Marvin stopped laughing all at once. He was still only two feet from Eric, though at least Eric was no longer lying down, but he had to force himself not to take a step back from the big man. Marvin straightened up from his bent laughing position until he stood at his full height. He was breathing heavily. So was Eric, but he was trying to stifle it. Eric’s hands were still clenched into fists at his sides. Marvin’s face was blank.
Then Eric did take a step back, but Mad Marvin didn’t see it, because he had flung himself at the metal door, making an enormous, metallic, BANG! that seemed to vibrate through the concrete walls. He pressed his huge, black face against the extra strong plexi-glass square in the door that the guards used to peek in at the prisoners, and he screamed, “I’LL PUT YOU TO SLEEP YOU FUCKING CUNT! I’LL PUT YOU THE FUCK TO SLEEP!”
Marvin began beating his huge fists against the metal door and continued screaming. Nothing intelligible, just bellows and war cries of hideous rage and BANGBANGBANG BANG! He kept this up for what seemed to Eric like a long time, and even in the darkness of the cell Eric could see blood flying from the big man’s fists and splattering on the floor, on Marvin’s shoulders, running down the white metal door. Funny, he sort of did look like a monkey. Whoever the protester was had not made another comment. When Marvin finally stopped, he swung around to face Eric, that gapped grin back on his blood-splattered face.
Eric said, “Can we sleep now?”
 
; The big man laughed again, not as hard as before, but loudly. No one expressed annoyance. When he got himself under control he said, “Yeah, Little Man. We can sleep.”
They did. Marvin never tried to kill him again.
Sometime later, when Eric had been Marvin’s roommate for about three months and had finally just begun to sleep decently at night, Eric asked him about that night. They were playing cards on the floor of their cell.
“Hey, Marv?”
Marvin looked up, grinning, as always. “S’up, Little Man?”
Eric considered the wisdom of asking the question, but he had to know. “Remember that first night I got here?”
The big man nodded.
Eric set his cards down. “Well, I thought you were gonna kill me.”
“I was.”
Eric nodded in return.
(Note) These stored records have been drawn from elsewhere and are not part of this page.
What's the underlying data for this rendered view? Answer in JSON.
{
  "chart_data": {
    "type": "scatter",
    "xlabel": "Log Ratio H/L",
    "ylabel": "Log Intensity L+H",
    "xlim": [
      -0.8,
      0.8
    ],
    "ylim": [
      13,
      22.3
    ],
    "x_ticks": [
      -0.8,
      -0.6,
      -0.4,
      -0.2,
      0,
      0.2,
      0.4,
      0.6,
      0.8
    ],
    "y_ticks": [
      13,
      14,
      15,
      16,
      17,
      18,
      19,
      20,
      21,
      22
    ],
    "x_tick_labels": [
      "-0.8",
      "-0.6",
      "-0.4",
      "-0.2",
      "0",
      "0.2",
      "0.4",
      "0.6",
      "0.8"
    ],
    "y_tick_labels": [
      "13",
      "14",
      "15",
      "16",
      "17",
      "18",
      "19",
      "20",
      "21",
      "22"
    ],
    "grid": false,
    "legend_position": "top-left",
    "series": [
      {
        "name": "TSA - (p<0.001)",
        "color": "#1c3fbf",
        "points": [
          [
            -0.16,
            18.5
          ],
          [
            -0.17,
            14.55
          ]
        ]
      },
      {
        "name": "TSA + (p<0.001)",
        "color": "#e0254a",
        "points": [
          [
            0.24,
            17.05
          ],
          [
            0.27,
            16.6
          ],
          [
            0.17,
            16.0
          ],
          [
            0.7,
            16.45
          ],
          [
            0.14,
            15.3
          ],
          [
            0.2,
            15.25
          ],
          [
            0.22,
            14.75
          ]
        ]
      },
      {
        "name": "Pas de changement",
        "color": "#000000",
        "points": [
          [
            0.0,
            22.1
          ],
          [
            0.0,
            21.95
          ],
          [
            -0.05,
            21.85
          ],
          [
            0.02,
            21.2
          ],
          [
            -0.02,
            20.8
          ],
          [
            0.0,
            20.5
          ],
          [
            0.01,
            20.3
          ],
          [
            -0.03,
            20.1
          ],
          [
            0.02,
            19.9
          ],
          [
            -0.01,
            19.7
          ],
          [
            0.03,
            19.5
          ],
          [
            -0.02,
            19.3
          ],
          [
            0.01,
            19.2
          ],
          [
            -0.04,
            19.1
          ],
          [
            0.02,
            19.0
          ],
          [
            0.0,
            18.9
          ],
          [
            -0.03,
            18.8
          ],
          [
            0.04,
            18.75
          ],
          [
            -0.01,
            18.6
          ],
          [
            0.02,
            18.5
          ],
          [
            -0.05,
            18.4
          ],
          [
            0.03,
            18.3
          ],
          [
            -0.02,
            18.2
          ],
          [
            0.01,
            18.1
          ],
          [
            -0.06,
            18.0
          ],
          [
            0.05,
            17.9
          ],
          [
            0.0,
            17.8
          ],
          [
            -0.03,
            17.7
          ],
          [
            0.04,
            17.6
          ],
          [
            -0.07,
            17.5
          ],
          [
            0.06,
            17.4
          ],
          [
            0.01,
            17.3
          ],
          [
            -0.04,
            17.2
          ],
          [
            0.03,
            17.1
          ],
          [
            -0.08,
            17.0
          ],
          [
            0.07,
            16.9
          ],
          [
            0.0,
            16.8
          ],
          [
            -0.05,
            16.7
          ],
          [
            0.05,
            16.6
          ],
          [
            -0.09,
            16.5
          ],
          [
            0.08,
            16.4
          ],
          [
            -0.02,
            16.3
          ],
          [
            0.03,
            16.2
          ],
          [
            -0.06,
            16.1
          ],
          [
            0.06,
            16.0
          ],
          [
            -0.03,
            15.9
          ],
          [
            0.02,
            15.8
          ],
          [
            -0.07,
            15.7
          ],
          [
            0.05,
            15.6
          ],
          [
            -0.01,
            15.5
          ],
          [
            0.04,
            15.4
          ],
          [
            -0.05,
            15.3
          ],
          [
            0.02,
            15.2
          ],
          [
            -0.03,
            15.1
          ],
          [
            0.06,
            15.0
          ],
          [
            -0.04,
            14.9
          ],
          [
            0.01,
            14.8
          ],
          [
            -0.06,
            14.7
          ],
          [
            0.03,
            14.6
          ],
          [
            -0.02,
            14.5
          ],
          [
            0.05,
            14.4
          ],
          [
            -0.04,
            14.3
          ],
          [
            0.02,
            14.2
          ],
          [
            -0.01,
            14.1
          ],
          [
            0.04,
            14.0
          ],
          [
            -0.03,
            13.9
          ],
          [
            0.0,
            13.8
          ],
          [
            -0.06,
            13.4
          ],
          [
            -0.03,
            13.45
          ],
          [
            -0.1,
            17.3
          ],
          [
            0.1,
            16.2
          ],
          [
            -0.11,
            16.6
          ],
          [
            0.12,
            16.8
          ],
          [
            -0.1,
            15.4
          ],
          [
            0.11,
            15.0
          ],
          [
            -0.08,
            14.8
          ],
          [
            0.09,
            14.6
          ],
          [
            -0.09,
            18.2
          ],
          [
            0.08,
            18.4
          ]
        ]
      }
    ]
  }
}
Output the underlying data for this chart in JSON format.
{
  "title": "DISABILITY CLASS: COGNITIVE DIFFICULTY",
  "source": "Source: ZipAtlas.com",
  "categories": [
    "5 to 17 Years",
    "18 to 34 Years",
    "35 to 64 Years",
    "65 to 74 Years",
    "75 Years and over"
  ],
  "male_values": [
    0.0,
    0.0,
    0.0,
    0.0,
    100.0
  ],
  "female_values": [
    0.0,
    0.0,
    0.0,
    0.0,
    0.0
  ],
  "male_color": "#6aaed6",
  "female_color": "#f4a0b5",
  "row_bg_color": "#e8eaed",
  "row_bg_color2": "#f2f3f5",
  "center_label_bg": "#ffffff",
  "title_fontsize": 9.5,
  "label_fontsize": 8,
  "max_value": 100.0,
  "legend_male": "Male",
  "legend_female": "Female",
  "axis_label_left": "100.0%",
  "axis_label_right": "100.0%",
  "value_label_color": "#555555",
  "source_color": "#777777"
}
He had known this. “So why didn’t you?”
The grin slipped off of Marvin’s face, and he set his cards down as well. He looked up at Eric. “Cuz I thought you was one a them little pussies who come up in here an think they better’n everybody else. Like they don’t belong here, like they ain’t fucked something up to be here, too. But when you tole me I would only get one shot, and then you opened your eyes and I saw you’s serious, I knew you was one a us.”
“A bad guy,” Eric mumbled, and then realized he hadn’t meant to say that aloud.
Mad Marvin looked at him seriously, more serious than Eric had ever seen him look, less crazy than Eric had ever seen him look. And he nodded. “Yeah, brother. We all bad guys in here. You gotta be a bad guy in here.”
And that was the only conversation they ever had about any of that.
Eric stabbed another piece of trash and tossed it in the plastic bag. Quitting time had almost come around. He had to head to his paying job after this, but that was okay. Keeping busy was a good way to stay out of trouble. But maybe Marvin had been right. Maybe taking the life of a four year-old little girl, whether by accident or otherwise, made you rotten and evil. Sure it did. And maybe someday soon God would come down and insist that he pay his debt to the universe. An eye for an eye. A life for a life. Because at the end of the story, the bad guys always lose, right?